Sunday, February 20, 2005
The Booker, Man
The Man Booker International Prize nominees can be used as a reference guide for buying a good library:

Margaret Atwood (Canada)
Saul Bellow (Canada)
Gabriel Garcia Marquez (Colombia)
Gunter Grass (Germany)
Ismail Kadare (Albania)
Milan Kundera (Czech Republic)
Stanislaw Lem (Poland)
Doris Lessing (UK)
Ian McEwan (UK)
Naguib Mahfouz (Egypt)
Tomas Eloy Martinez (Argentina)
Kenzaburo Oe (Japan)
Cynthia Ozick (US)
Philip Roth (US)
Muriel Spark (UK)
Antonio Tabucchi (Italy)
John Updike (US)
Abraham B Yehoshua (Israel)

The 'regular' Man Booker Prize for Fiction is an annual individual prize celebrating "English language fiction as a major cultural force" and open only to British Commonwealth or Republic of Ireland citizens. Beginning this year, an additional Booker prize will be awarded every two years with an almost $100,000 purse; it can be won by any living author of any nationality as long as his or her writing is available in English. (An author can only win once.) Organizers say the new prize "will echo and reinforce the annual Man Booker Prize for Fiction in that literary excellence will be its sole focus [and] goes a step further in highlighting one writer's continued creativity, development and overall contribution to world fiction."

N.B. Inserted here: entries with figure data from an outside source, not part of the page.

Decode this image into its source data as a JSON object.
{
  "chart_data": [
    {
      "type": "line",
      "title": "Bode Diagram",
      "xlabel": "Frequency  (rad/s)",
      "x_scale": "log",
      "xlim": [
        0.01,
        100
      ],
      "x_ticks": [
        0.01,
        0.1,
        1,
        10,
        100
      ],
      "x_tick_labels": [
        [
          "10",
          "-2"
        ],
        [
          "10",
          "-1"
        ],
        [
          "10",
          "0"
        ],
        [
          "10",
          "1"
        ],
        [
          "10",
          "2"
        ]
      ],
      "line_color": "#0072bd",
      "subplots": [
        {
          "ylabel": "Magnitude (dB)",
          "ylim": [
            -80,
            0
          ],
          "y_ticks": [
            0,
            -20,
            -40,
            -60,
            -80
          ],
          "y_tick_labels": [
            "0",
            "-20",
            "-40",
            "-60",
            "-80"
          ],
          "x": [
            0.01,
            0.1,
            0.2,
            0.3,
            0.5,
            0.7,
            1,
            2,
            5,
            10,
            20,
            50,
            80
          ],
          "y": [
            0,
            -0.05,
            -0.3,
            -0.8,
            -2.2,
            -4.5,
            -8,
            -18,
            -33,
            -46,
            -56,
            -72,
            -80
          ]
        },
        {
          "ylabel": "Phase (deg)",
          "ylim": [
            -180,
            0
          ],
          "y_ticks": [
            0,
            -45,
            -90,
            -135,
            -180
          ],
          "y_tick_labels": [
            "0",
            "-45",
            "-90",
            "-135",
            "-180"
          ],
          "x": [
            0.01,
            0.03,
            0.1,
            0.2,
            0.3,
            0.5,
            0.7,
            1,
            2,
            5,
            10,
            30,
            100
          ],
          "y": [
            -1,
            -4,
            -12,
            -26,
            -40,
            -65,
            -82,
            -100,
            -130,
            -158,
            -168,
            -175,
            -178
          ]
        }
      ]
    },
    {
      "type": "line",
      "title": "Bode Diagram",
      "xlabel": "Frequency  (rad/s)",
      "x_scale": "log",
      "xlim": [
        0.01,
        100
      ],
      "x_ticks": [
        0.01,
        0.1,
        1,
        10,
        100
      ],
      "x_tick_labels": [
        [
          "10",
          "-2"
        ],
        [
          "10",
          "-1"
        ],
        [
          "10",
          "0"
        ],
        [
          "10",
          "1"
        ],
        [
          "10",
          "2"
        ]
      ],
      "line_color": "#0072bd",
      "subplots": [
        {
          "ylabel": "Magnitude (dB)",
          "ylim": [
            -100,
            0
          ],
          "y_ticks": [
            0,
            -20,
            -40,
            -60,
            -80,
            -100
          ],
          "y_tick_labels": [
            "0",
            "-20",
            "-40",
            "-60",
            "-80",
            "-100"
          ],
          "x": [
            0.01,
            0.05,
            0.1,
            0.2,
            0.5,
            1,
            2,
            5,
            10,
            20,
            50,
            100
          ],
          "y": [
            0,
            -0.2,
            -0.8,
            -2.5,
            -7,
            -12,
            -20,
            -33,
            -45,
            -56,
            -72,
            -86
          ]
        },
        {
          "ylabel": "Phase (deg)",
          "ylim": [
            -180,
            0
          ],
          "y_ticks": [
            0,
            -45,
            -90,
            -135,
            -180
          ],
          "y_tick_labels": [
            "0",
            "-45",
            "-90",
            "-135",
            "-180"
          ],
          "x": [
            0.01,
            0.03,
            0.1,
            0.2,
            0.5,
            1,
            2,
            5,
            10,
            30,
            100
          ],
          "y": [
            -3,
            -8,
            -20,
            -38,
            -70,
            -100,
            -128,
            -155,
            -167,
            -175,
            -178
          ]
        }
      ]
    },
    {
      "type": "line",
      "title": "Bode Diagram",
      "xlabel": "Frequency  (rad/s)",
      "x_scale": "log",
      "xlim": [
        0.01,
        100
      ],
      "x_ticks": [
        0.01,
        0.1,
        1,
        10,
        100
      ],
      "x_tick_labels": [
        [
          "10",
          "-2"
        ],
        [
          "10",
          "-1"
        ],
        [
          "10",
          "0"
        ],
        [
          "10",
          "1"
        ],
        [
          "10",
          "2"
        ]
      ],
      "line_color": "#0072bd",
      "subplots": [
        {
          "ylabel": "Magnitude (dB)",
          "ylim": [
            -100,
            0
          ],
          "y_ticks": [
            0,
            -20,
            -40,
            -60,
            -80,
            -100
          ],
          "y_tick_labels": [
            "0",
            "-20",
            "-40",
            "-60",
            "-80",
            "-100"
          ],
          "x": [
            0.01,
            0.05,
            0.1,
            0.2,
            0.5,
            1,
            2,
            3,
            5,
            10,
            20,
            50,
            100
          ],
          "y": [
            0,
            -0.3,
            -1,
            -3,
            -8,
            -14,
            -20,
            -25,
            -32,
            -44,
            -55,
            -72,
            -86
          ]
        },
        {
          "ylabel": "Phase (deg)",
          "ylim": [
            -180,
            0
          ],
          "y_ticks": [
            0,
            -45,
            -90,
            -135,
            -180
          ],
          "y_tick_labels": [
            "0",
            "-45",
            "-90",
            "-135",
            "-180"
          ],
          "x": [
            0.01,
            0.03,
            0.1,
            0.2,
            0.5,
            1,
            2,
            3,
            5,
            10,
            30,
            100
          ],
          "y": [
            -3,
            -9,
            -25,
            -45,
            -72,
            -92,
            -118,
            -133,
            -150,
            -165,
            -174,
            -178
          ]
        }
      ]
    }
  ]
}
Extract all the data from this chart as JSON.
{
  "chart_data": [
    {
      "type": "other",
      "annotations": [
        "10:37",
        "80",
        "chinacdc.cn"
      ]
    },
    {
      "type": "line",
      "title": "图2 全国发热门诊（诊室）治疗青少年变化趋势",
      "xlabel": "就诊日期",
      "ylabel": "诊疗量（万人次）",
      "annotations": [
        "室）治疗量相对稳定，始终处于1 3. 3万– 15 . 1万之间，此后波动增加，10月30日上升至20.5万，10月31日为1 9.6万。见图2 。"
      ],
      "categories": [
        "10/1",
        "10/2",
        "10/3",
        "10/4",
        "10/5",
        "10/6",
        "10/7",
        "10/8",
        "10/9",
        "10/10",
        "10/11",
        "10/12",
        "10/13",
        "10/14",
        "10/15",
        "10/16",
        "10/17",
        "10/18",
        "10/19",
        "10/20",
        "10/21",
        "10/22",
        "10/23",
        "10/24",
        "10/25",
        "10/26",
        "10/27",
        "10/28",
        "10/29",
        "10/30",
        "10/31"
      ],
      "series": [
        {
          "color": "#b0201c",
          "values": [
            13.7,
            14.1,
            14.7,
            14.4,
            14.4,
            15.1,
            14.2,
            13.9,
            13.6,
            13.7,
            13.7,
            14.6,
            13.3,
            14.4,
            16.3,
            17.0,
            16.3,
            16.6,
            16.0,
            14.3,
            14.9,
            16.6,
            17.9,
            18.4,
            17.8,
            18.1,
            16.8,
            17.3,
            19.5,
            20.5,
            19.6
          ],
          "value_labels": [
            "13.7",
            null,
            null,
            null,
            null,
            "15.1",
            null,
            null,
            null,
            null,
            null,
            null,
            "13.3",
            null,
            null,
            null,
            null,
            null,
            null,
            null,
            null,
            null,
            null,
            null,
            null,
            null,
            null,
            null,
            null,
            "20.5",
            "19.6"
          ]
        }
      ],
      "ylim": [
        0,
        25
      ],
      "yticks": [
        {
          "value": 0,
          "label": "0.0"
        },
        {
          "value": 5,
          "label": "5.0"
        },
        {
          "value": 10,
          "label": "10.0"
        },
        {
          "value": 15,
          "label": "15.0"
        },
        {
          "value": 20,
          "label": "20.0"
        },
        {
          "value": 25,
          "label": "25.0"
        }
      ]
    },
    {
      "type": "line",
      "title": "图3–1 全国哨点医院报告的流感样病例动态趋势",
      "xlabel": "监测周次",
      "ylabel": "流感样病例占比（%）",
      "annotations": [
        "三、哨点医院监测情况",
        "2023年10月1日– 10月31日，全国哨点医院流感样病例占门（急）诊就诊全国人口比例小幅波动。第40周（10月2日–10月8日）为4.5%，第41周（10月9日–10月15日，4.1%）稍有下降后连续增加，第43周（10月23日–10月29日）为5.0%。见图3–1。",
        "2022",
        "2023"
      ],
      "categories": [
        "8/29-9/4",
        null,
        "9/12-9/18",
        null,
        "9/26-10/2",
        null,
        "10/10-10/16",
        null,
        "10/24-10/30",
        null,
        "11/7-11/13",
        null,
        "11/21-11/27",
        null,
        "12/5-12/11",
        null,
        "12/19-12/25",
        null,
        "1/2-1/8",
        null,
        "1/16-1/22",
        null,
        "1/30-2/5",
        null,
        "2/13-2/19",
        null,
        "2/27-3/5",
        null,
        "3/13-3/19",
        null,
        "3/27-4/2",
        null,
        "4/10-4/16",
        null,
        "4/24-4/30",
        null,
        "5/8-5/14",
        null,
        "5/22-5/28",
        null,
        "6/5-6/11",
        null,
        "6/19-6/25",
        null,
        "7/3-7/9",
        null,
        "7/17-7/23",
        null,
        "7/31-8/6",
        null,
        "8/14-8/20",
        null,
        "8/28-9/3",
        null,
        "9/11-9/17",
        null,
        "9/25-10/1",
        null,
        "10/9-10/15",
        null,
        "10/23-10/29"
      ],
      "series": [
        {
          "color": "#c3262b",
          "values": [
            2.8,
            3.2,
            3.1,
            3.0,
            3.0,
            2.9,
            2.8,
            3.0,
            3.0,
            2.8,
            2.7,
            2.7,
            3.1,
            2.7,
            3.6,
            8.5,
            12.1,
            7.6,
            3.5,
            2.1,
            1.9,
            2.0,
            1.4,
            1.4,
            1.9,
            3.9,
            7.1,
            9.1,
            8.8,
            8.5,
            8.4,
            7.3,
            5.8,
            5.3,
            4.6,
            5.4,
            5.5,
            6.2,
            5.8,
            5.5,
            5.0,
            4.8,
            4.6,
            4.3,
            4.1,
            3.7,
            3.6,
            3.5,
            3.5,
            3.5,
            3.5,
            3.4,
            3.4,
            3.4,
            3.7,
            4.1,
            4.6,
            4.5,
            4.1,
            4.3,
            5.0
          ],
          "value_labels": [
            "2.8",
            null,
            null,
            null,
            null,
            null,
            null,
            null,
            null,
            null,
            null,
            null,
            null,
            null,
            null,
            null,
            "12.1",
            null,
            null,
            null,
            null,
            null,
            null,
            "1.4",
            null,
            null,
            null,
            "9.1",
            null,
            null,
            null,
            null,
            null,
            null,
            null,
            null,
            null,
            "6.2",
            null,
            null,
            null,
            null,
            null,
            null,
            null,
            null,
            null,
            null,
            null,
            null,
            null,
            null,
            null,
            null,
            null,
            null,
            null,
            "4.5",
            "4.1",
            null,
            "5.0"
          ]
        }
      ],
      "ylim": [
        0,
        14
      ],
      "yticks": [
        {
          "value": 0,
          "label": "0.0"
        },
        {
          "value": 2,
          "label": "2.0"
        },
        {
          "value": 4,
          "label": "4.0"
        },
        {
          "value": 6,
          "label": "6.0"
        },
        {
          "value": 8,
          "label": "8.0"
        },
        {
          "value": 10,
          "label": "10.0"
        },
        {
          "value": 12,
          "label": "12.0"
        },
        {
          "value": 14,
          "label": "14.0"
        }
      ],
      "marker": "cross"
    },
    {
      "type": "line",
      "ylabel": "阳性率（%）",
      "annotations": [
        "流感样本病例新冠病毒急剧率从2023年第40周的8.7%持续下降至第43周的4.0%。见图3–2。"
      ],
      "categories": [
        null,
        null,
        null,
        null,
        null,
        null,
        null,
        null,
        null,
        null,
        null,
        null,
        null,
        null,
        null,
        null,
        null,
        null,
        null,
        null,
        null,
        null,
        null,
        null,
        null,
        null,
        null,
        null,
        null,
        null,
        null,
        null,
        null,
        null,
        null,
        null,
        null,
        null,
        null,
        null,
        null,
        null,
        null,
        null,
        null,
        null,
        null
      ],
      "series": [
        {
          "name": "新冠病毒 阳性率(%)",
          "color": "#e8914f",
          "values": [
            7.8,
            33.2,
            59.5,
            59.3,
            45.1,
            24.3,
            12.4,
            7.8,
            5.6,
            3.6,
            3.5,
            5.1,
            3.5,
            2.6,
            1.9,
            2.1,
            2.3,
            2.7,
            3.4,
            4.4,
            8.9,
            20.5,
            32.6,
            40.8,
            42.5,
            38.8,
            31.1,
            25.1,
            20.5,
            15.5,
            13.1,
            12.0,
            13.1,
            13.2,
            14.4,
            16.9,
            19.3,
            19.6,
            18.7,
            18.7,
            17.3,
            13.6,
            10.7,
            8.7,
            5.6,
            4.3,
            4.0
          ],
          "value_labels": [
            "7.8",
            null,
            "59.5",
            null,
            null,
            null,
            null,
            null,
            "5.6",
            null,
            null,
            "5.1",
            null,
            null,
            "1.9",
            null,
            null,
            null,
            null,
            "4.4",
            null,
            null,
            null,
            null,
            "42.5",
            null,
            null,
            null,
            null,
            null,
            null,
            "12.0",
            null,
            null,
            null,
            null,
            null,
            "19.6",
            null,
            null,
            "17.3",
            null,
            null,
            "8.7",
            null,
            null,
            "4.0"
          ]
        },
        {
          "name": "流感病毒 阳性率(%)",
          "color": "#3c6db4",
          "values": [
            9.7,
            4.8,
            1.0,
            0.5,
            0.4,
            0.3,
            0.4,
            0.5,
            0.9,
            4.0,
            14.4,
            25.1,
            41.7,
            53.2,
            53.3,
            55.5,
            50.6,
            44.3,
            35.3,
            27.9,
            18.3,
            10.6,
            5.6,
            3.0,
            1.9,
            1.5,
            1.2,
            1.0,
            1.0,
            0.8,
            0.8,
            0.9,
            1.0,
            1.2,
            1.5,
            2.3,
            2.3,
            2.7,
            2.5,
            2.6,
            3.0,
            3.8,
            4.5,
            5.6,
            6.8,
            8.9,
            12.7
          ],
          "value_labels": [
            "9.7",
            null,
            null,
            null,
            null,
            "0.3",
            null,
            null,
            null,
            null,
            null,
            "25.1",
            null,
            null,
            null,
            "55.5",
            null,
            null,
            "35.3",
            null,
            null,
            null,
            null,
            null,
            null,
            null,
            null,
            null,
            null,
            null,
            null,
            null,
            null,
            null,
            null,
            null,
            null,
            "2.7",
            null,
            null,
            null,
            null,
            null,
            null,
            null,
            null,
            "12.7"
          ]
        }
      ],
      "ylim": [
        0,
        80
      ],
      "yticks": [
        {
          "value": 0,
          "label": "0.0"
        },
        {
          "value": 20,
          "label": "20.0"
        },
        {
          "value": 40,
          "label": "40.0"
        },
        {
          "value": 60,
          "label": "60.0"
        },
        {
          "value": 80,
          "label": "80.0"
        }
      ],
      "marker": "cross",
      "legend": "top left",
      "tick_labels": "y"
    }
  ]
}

I must say that this first list reads so much like a bookshelf in an 'important' literary collector's household that it seems a tad pretentious. Does the Man Booker see itself as the Nobel Prize of Literature? Does it possibly take itself awfully seriously? Did Hamlet love his mother too much? (Does anyone besides me remember Cliff's Cliff Notes?)